5 minute read
View from Wales: Learnings from the Wellbeing of Future Generations Act
Welsh law provides an indication of how planning can enhance both the wellbeing of current and future generations and GDP.
The UK government has set out its intent to rebuild Britain, raise living standards, build an NHS for the future, make streets safer, give children the best start in life and secure home-grown energy. The Planning and Infrastructure Bill 2024-25 aims to accelerate housing and infrastructure development by streamlining the planning process.
How can the Wellbeing of Future Generations (Wales) Act 2015 (the Act) help achieve this growth and support the UK government’s ambitions?
The Act placed the sustainable development principle into law to make it a central organising principle of government and public bodies across Wales. It is about improving the social, economic, environmental and cultural wellbeing of Wales and it requires the long-term impact of decisions and trade-offs to be understood. This pioneering vision for Wales is expressed as seven ‘Wellbeing Goals’ (based on the United Nations Sustainable Development Goals) and five ‘Ways of Working’ (Thinking for the long-term, Prevention, Integration, Collaboration and Involvement). These are principles that must be demonstrated in decision making.

The Planning, Environment and Historic Environment Acts embed the Future Generations Act’s sustainability principles and provide clarity on how to apply them.
There are three key insights we can take from the Act and its supporting framework:
Sustainability
Sustainability is not a barrier to decision-making. In Wales, the principle is imbedded across the full legislative framework and is the basis for decision-making within all areas of government and public bodies. It is a way of thinking, not a barrier to overcome.
Trade-offs and transparency
Sustainability requires a multi-capital approach. Social, environmental and cultural outcomes are to be explicitly considered alongside economic development. Thus, the trade-offs from every decision are fully transparent. This supports a more coherent process that communities can contribute to and for which decision makers are held accountable.
Planning for clarity and certainty
Planning for the long term should not be confused with a lack of agility or speed. Having a strategic spatial plan with clear policies and principles for achieving it provides clarity, which improves certainty for the developer and investor, who are primarily interested in economic outcomes. It also gives communities, statutory consultees and planning authorities certainty that wider wellbeing, social and environmental interests are being given due consideration.

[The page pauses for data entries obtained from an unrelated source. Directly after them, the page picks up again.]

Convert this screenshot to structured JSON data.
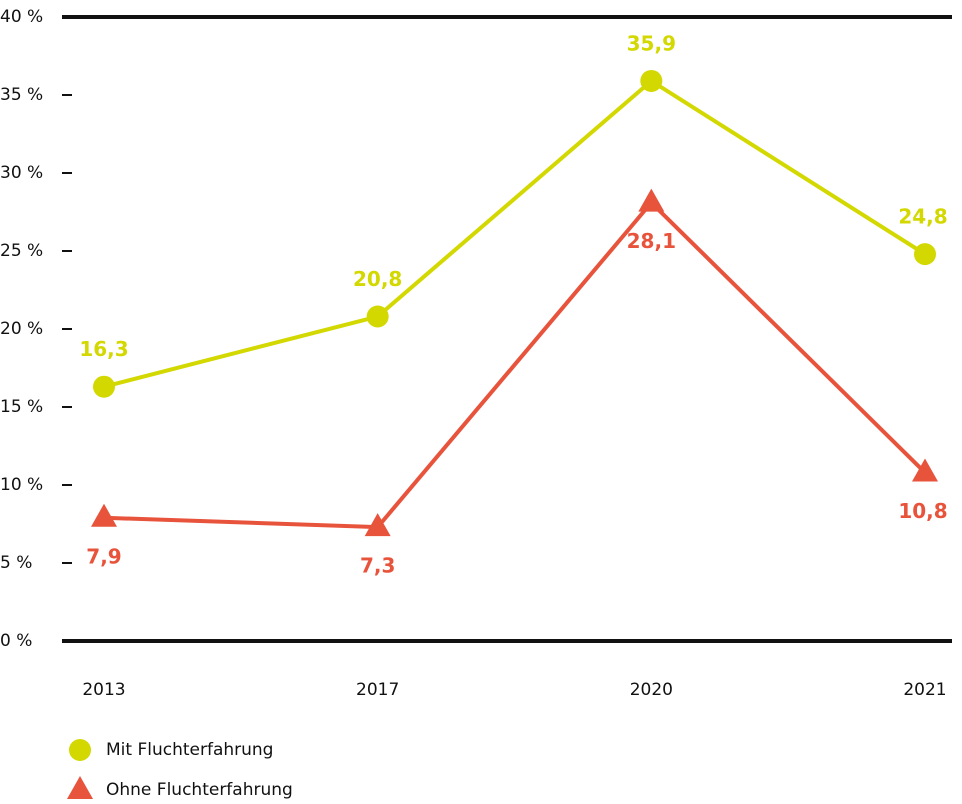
{
  "chart_data": {
    "type": "line",
    "categories": [
      "2013",
      "2017",
      "2020",
      "2021"
    ],
    "series": [
      {
        "name": "Mit Fluchterfahrung",
        "color": "#d3d800",
        "marker": "circle",
        "values": [
          16.3,
          20.8,
          35.9,
          24.8
        ],
        "value_labels": [
          "16,3",
          "20,8",
          "35,9",
          "24,8"
        ]
      },
      {
        "name": "Ohne Fluchterfahrung",
        "color": "#e8533c",
        "marker": "triangle",
        "values": [
          7.9,
          7.3,
          28.1,
          10.8
        ],
        "value_labels": [
          "7,9",
          "7,3",
          "28,1",
          "10,8"
        ]
      }
    ],
    "ylim": [
      0,
      40
    ],
    "yticks": [
      {
        "value": 0,
        "label": "0 %"
      },
      {
        "value": 5,
        "label": "5 %"
      },
      {
        "value": 10,
        "label": "10 %"
      },
      {
        "value": 15,
        "label": "15 %"
      },
      {
        "value": 20,
        "label": "20 %"
      },
      {
        "value": 25,
        "label": "25 %"
      },
      {
        "value": 30,
        "label": "30 %"
      },
      {
        "value": 35,
        "label": "35 %"
      },
      {
        "value": 40,
        "label": "40 %"
      }
    ],
    "legend": "bottom-left"
  }
}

For example, Future Wales: The National Plan 2040 sets out the Welsh government’s national framework for planning over the next two decades. Its spatial plan and policies provide intent. Policies for Shaping Urban Growth and Regeneration – Strategic Placemaking and Resilient Ecological Networks and Green Infrastructure are two examples of where planning for people, place and nature are positioned alongside planning for renewable energy, electricity and transport infrastructure.
The landscape profession
The Five Ways of Working will be familiar to landscape professionals. The very nature of our work requires us to think in different time and spatial scales to many other professions. We work with others by choice and necessity, our projects integrating multiple objectives. Through the rigour in contextual analysis, spatial planning, design, technical skills and clear articulation, we present a vision and carve a place in development for people and nature. Our customers comprise not only the client employing us, but also the current and future generations that will benefit from the environments we have a hand in shaping.
Conclusions
The Wellbeing of Future Generations (Wales) Act 2015 and supporting Acts required considerable dedication and time to come to fruition. What can the UK government’s growth agenda learn from it?
With foresight, intent and clarity, sustainability is not a barrier to decision-making or speed of delivery. Pre-emptive work is, however, necessary. Contextual analysis leads to optimising choices about location, scale and spatial form of development. Site planning and design principles then create places that realise the wellbeing of future generations.
The Five Ways of Working provide a useful framework within which to develop and test policies, projects and plans for sustainability.
Trade-offs will happen. We know that without timely input and advocacy the opportunities to create places that serve both current and future generations can be weakened or missed. The profession needs to be prepared in its positioning, skills and team building. Through masterplanning solutions we can meet the developer’s, local community’s and planning authority’s aspirations.
Finaly, growth is more than about gross domestic product. Growth is about ensuring that development and the wellbeing of current and future generations are inseparable goals.